St. Peter’s aside, it was, in Rome, an age of palaces rather than of churches. Exteriors were uniform and plain: a vast rectangular façade of brick or stone or stucco, a portal of stone usually carved in some decorative design; on each floor uniform rows of windows, topped with triangular or elliptical pediments; and almost always a crowning cornice whose elegant configuration was a special test and care of the architect. Behind this unpretentious front the millionaires concealed a luxury of ornament and display seldom revealed to the jealous popular eye: a central well, usually surrounded or divided by a broad staircase of marble; on the ground floor, simple rooms for transacting business or storing goods; on the first (our second) floor, the piano nobile, the spacious halls for reception and entertainment, and galleries of art, with pavements of marble or sturdy colored tile; the furniture, carpets, and textiles of exquisite material and form; the walls strengthened with marble pilasters, the ceilings coffered in circles, triangles, diamonds, or squares; and on walls and ceilings paintings by famous artists, usually of pagan themes—for fashion now decreed that Christian gentlemen, even of the cloth, should live amid scenes from classical mythology; and on the upper floors the private chambers for lords and ladies, for liveried lackeys, for children and nurses, tutors and governesses and maids.
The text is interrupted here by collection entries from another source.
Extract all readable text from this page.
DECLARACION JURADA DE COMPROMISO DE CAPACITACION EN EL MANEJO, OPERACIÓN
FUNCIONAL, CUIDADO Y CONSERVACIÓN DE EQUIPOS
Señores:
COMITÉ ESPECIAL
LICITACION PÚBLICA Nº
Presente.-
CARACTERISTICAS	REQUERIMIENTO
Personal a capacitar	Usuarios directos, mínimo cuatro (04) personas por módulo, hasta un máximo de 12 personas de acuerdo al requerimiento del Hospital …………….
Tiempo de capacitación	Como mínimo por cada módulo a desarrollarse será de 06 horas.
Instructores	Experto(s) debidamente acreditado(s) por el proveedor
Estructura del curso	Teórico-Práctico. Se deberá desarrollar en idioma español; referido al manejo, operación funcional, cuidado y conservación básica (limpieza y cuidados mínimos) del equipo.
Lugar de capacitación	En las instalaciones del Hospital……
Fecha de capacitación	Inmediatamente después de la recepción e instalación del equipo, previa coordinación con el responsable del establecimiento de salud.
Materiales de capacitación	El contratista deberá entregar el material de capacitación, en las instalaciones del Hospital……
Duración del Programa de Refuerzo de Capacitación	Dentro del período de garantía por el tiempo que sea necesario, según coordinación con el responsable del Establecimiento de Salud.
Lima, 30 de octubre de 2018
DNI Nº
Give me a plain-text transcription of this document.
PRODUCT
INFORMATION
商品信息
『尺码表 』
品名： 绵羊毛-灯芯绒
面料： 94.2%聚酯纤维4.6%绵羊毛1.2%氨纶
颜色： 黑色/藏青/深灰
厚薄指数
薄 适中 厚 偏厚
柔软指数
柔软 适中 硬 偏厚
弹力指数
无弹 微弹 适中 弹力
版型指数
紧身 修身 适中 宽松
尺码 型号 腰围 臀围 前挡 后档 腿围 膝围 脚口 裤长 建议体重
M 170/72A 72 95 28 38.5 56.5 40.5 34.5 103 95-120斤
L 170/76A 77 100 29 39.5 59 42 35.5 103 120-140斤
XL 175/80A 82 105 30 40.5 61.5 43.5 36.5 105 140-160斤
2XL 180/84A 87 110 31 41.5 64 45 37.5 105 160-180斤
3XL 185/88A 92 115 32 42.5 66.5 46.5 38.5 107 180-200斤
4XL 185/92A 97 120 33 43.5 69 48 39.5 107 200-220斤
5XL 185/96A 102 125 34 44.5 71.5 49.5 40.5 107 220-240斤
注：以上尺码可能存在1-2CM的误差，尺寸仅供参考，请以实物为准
Many men were rich enough to have, besides their palaces, rural villas as refuges from the city’s din or summer heat; and these villas too might conceal sybaritic glories of ornament and comfort, and mural masterpieces by Raphael, Peruzzi, Giulio Romano, Sebastiano del Piombo…. This palace and villa architecture was in many ways a selfish art, in which the wealth drawn from unseen and countless laborers and distant lands vaunted itself in gaudy decoration for a few; in this respect ancient Greece and medieval Europe had shown a finer spirit, devoting their wealth not to private luxury but to the temples and cathedrals that were the possession, pride, and inspiration of all, the home of the people as well as the house of God.